Teresa, fale um pouco sobre o início de sua carreira.

Você me perguntou sobre o início da minha carreira. Quando acabei o curso de história, não tinha a menor ideia de que terminaria trabalhando com pessoas com deficiência. Tive uma irmã com deficiência e meu pai era um lutador pela causa da pessoa com deficiência e da divulgação de suas questões. Passei a ajudá-lo numa atitude totalmente familiar e informal, mas foi se tornando claro para ele e para mim que a questão devia ser vista como ampla e intersetorial e não somente uma questão de educação ou de saúde, e essa percepção foi de certa forma tomando conta de mim e trazendo uma vontade de trabalhar na área.

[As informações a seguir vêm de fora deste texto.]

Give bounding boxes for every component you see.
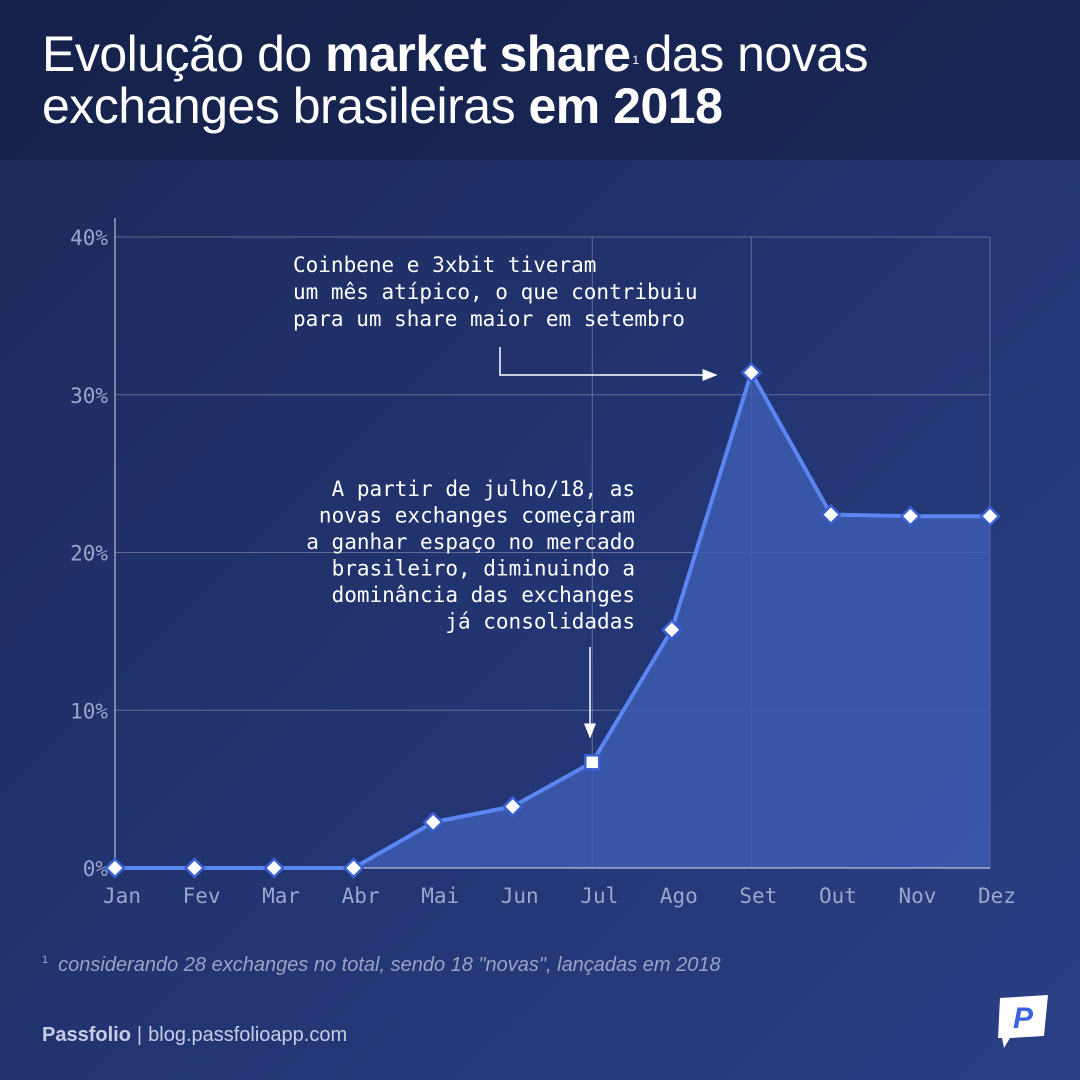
annotation-text-line: um mês atípico, o que contribuiu [293, 280, 698, 304]
x-tick-label: Out [819, 884, 857, 908]
series-area [115, 372, 990, 868]
page-title: Evolução do market share 1 das novas excha… [42, 28, 1080, 132]
x-tick-label: Abr [342, 884, 380, 908]
x-tick-label: Set [739, 884, 777, 908]
y-tick-label: 20% [70, 542, 108, 566]
x-tick-label: Dez [978, 884, 1016, 908]
annotation-text-line: dominância das exchanges [332, 583, 635, 607]
footnote: 1 considerando 28 exchanges no total, sen… [42, 954, 721, 977]
data-point-marker [740, 361, 763, 384]
data-point-marker [342, 857, 365, 879]
x-tick-label: Mai [421, 884, 459, 908]
data-point-marker [820, 503, 842, 526]
annotation-text-line: para um share maior em setembro [293, 307, 685, 331]
y-tick-label: 30% [70, 384, 108, 408]
passfolio-logo-icon: P [998, 995, 1048, 1048]
title-part1: Evolução do [42, 26, 326, 82]
annotation-text-line: A partir de julho/18, as [332, 477, 635, 501]
annotation-arrow [499, 347, 718, 381]
series-line [115, 370, 990, 870]
annotation-text-line: novas exchanges começaram [319, 504, 635, 528]
annotation-text-line: Coinbene e 3xbit tiveram [293, 253, 596, 277]
data-point-marker [979, 505, 1001, 527]
annotation-text-line: a ganhar espaço no mercado [306, 530, 635, 554]
data-point-marker [501, 795, 524, 818]
y-tick-label: 0% [83, 857, 109, 881]
footer-brand: Passfolio [42, 1024, 131, 1046]
x-tick-label: Ago [660, 884, 698, 908]
y-tick-label: 10% [70, 699, 108, 723]
title-bold-year: em 2018 [528, 78, 723, 134]
x-tick-label: Jul [580, 884, 618, 908]
market-share-chart: 0% 10% 20% 30% 40% Jan Fev Mar Abr Mai Jun Jul Ago Se… [70, 226, 1016, 908]
data-point-marker [422, 811, 444, 834]
title-part2: das novas exchanges brasileiras [42, 26, 869, 134]
annotation-text-line: já consolidadas [445, 610, 635, 634]
annotation-text-line: brasileiro, diminuindo a [332, 557, 635, 581]
title-footnote-mark: 1 [632, 53, 639, 67]
x-tick-label: Fev [183, 884, 221, 908]
data-point-marker [104, 857, 126, 879]
x-tick-label: Jan [103, 884, 141, 908]
x-tick-label: Nov [898, 884, 936, 908]
title-band [0, 0, 1080, 160]
footer-separator: | [136, 1024, 143, 1046]
data-point-marker [263, 857, 285, 879]
data-point-marker [584, 754, 601, 771]
x-tick-label: Mar [262, 884, 300, 908]
logo-letter: P [1013, 1002, 1034, 1035]
data-point-marker [661, 619, 683, 641]
data-point-marker [183, 857, 206, 879]
title-bold-market-share: market share [325, 26, 631, 82]
footer-url: blog.passfolioapp.com [148, 1024, 348, 1046]
data-point-marker [899, 505, 922, 527]
footnote-mark: 1 [42, 954, 49, 966]
y-tick-label: 40% [70, 226, 108, 250]
footnote-text: considerando 28 exchanges no total, send… [58, 954, 721, 976]
footer: Passfolio | blog.passfolioapp.com [42, 1024, 347, 1047]
x-tick-label: Jun [501, 884, 539, 908]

Como voluntária na Federação Nacional das Associações Pestalozzi, tive uma experiência muito boa e conheci de perto as questões das instituições que trabalham com deficiência. Esse foi o verdadeiro início da minha carreira na área, conhecer a questão da pessoa com deficiência por dentro, vivenciando como eram atendidas, mesmo porque, até certo momento, as APAES e as Pestalozzis eram os principais locais para seu atendimento. Também o conhecimento e o comprometimento com as pessoas com deficiência veio da presença na minha vida, da minha irmã, que era apenas 4 anos mais nova que eu, e que tinha paralisia cerebral grave, e do profundo amor que todos nós, pais e irmãos, tínhamos por ela. Eu tinha uma grande alegria em estar ao lado dela. Meus pais nunca a tiraram do convívio de todos que vinham à nossa casa, o respeito pelo ser humano fez com que eles acreditassem na inclusão muito antes do termo inclusão aparecer na vida das pessoas com deficiência e em seu movimento de luta.

Tive depois, já adulta, um sobrinho com Síndrome de Down, e a presença dele, da alegria de viver e da sabedoria de vida dele, do seu carinho, foi a segunda das duas experiências que selaram definitivamente o compromisso pessoal. Estava assim instalada em mim a convicção de que minha vontade de luta e de participar da transformação das questões sociais brasileiras teria como objeto a questão social das pessoas com deficiência, até hoje um tema abandonado e excluído.

Em que momento os deficientes se tornaram uma prioridade em sua vida?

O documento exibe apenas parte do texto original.